As negociações com o Governo arrastam-se sem resultados e a mudança de ministro não significou mais abertura para atender as reivindicações dos médicos. Esta quarta-feira, no primeiro dia da greve convocada pela Federação Nacional dos Médicos (FNAM), há concentração às 15h em frente ao Ministério da Saúde, em Lisboa. Joana Bordalo e Sá, presidente da FNAM, explicou ao Esquerda.net as razões desta greve.
As reuniões entre sindicatos e Ministério arrastam-se há meses sem resultados concretos. Qual é o ponto da situação?
Estamos num ponto pior do que estávamos anteriormente. Na última reunião negocial, entre a FNAM e o Ministério da Saúde, foi-nos apresentada, pela terceira vez, uma proposta que prevê perda de direitos: introduzir novos parâmetros, mais alargados, para as listas de utentes dos médicos de família; e aumentar em mais cinco anos a idade para os médicos fazerem trabalho noturno e serviço de urgência.

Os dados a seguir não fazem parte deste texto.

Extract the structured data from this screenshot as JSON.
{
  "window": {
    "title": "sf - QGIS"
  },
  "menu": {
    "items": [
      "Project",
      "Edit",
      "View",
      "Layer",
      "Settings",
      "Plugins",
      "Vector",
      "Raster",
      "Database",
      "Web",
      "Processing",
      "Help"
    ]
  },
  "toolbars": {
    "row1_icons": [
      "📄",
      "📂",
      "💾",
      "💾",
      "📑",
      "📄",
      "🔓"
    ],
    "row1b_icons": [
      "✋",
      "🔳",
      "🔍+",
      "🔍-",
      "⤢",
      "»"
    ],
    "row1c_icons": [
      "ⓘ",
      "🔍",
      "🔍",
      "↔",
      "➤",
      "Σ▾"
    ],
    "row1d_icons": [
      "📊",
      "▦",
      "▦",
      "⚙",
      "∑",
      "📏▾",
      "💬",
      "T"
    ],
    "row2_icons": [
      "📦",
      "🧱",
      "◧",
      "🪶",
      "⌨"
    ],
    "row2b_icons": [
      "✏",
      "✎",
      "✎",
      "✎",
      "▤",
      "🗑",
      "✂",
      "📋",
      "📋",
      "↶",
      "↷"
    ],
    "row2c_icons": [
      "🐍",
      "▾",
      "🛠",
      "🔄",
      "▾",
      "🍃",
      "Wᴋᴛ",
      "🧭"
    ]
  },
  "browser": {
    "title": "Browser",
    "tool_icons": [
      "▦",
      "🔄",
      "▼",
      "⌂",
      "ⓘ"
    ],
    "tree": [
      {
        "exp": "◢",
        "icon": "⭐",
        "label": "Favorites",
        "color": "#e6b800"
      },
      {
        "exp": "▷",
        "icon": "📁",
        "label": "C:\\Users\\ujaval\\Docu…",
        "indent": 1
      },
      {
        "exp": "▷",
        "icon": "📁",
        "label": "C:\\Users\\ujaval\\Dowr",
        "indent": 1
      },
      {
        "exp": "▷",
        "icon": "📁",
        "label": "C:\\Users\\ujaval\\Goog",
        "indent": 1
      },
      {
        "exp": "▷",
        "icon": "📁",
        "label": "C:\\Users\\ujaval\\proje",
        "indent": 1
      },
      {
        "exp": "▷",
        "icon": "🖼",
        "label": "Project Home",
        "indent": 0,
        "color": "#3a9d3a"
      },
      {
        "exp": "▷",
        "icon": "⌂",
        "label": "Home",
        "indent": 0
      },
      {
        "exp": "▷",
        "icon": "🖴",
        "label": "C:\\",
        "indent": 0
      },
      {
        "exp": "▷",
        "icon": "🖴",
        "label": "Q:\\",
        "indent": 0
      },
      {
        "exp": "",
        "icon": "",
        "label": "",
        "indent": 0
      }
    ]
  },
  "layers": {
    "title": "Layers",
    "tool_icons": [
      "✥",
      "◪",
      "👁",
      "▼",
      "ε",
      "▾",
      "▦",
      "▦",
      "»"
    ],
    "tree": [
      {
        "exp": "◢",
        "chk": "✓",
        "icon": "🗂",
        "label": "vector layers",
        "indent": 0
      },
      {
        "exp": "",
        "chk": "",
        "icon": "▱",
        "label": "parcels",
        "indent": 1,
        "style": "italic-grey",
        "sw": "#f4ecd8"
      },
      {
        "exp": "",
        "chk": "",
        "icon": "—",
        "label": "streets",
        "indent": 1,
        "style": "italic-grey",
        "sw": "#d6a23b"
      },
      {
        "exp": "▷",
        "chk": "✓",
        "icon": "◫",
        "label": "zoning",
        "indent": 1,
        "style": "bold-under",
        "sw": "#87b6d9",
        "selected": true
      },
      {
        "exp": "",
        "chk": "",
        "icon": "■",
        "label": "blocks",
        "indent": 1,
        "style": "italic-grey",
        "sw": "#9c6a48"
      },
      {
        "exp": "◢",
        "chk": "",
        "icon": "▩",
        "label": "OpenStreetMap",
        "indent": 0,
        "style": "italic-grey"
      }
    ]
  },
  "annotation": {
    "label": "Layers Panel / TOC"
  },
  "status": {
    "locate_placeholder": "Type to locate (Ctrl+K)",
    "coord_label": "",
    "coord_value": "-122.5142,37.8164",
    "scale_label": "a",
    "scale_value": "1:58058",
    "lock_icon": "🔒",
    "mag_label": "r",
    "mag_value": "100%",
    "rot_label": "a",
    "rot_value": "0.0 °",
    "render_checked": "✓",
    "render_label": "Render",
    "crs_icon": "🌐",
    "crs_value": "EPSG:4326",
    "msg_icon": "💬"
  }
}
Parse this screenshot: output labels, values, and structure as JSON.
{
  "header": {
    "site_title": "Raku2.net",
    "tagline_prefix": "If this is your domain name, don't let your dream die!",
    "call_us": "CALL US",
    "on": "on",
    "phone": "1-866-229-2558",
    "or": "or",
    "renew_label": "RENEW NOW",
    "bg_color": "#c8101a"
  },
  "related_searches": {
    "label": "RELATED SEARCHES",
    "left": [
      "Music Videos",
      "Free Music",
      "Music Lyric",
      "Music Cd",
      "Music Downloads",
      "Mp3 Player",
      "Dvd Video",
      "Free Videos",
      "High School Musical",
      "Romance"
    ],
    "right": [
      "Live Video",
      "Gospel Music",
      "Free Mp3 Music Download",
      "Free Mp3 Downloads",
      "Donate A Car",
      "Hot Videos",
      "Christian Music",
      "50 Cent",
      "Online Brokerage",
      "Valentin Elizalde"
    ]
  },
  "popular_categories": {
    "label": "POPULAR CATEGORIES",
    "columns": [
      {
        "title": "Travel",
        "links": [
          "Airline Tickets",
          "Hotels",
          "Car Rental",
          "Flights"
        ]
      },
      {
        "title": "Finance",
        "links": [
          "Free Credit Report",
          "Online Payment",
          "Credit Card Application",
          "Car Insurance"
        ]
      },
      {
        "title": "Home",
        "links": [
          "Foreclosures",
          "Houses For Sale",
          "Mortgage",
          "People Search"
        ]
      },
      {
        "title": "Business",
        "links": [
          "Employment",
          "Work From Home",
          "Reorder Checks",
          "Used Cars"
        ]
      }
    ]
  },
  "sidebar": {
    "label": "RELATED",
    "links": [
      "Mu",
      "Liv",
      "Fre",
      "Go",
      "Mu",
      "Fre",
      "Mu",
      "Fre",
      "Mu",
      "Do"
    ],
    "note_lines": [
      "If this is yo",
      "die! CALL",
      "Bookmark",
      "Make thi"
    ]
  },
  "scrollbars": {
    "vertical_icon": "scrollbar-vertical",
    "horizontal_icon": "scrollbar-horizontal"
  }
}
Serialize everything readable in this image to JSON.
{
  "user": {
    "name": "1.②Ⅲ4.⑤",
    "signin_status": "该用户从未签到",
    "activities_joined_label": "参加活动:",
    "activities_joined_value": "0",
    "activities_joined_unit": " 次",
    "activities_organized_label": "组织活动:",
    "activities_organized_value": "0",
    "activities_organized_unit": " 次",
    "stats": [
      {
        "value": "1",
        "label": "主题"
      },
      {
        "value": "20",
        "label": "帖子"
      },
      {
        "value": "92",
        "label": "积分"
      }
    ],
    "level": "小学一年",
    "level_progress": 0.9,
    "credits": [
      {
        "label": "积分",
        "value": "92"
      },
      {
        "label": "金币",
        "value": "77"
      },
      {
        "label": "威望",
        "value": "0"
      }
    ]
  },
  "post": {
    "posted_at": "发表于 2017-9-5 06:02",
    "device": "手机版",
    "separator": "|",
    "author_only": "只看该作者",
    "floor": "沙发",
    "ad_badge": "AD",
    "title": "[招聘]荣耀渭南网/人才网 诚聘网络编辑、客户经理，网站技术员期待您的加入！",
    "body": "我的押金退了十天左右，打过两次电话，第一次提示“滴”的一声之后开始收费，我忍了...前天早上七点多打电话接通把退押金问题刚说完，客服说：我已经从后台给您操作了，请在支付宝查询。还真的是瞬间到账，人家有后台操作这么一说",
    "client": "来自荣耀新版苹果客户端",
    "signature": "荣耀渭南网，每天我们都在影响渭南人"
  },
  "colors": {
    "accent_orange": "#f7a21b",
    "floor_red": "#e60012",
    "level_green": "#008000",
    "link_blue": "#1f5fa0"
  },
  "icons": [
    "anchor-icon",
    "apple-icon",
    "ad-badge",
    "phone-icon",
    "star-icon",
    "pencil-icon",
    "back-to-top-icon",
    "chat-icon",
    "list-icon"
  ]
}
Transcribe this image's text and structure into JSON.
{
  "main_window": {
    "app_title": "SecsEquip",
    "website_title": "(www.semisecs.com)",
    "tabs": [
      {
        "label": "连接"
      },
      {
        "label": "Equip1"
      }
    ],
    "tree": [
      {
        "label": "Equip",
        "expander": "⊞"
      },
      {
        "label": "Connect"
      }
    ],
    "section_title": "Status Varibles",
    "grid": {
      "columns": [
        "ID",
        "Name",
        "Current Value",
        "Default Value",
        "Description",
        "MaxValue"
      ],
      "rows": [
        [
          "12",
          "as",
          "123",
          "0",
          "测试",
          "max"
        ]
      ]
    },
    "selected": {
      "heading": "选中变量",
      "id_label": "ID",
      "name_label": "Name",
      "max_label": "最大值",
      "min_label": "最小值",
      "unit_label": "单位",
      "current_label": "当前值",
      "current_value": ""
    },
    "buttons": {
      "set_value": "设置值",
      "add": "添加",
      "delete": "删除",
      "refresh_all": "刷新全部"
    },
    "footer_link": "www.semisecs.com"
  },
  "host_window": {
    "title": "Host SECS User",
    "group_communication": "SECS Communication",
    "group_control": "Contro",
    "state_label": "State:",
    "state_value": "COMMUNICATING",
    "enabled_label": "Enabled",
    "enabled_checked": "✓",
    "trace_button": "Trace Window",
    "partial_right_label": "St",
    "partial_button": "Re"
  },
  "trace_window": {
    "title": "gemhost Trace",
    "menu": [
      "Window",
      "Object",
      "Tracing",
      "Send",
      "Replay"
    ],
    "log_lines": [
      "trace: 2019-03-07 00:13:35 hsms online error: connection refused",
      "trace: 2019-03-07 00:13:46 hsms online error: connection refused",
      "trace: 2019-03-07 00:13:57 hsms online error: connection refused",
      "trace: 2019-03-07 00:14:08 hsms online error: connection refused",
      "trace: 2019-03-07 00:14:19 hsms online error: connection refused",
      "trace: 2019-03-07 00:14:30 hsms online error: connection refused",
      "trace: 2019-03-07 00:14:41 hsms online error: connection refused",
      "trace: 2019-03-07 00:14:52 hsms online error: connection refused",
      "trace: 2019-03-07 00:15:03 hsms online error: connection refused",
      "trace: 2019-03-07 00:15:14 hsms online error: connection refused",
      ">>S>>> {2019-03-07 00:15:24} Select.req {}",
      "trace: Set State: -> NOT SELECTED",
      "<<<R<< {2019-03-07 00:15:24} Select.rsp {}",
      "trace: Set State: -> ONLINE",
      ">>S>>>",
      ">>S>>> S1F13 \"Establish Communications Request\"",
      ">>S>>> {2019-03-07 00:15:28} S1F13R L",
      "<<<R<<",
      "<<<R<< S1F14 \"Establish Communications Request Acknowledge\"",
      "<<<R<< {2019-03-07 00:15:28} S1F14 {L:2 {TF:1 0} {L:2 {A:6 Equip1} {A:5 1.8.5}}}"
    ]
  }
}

Por outro lado, não nos é apresentada nenhuma proposta de valorização salarial nem de melhoria das condições de trabalho. É inadmissível: estamos numa situação insustentável e o SNS não aguenta este caminho – que é uma escolha política do Governo – de desinvestimento nos médicos e profissionais de saúde.
Os médicos do SNS estão sem esperança e sem futuro. O Ministro apenas propõe mais trabalho até à exaustão, a impossibilidade de conciliar a nossa vida profissional com a vida pessoal e familiar e baixos salários.
A pandemia veio agravar o estado de exaustão dos profissionais do SNS. Além dos elogios do Governo, o que receberam em troca?
E mesmo elogios… foram poucos. Até o Primeiro-Ministro nos chamou de cobardes em plena pandemia, quando estivemos totalente entregues ao seu combate, num esforço inaudito.
A situação não estava fácil antes da pandemia e durante a pandemia demos, realmente, o nosso melhor. Esperávamos, apesar de tudo, que depois houvesse abertura para, pelo menos, negociar melhores salários e condições de trabalho, que o SNS fosse devidamente valorizado. Mas não, esbarramos contra uma parede.
No último ano houve mudança de ministro e a criação da direção executiva do SNS. Ainda é cedo para um balanço completo, mas como olham para essas mudanças?
O Dr. Manuel Pizarro sentou-se connosco na mesa negocial, nas duas primeiras reuniões, ao contrário da sua antecessora. Esperávamos que essa mudança de atitude trouxesse alguma vontade política em negociar, mas foi o contrário: mais do mesmo.
Entre as razões da greve está a falta de respostas do Governo quanto às grelhas salariais e o que chamam de "falta de medidas para salvar o SNS". No vosso entender, que medidas seriam essas?
É começar por priorizar o SNS. Não podemos continuar a assistir à fuga de médicos e profissionais de saúde para o sector privado e para a emigração como temos assistido. É uma sangria brutal. E isso só se combate valorizando o trabalho dos médicos no SNS. Tem de se começar por aí, mas não basta. É preciso melhorar condições de trabalho, a nível das infraestruturas e dos equipamentos. É preciso reduzir as listas de utentes dos médicos de família, para melhorar os cuidados de proximidade. É preciso reduzir o trabalho em serviço de urgência, das 18 para as 12 horas, para permitir que descansemos e possamos melhor cuidados dos nossos doentes. É preciso reverter as medidas da troika, repondo dias de férias, por exemplo. Precisamos de ter a perspetiva que há vida para além do trabalho, estando em casa sabendo que o SNS garante os cuidados de saúde para todas as pessoas. Não podemos continuar a trabalhar nesta aflição. Se estas medidas fossem atendidas, mais médicos ficariam no SNS.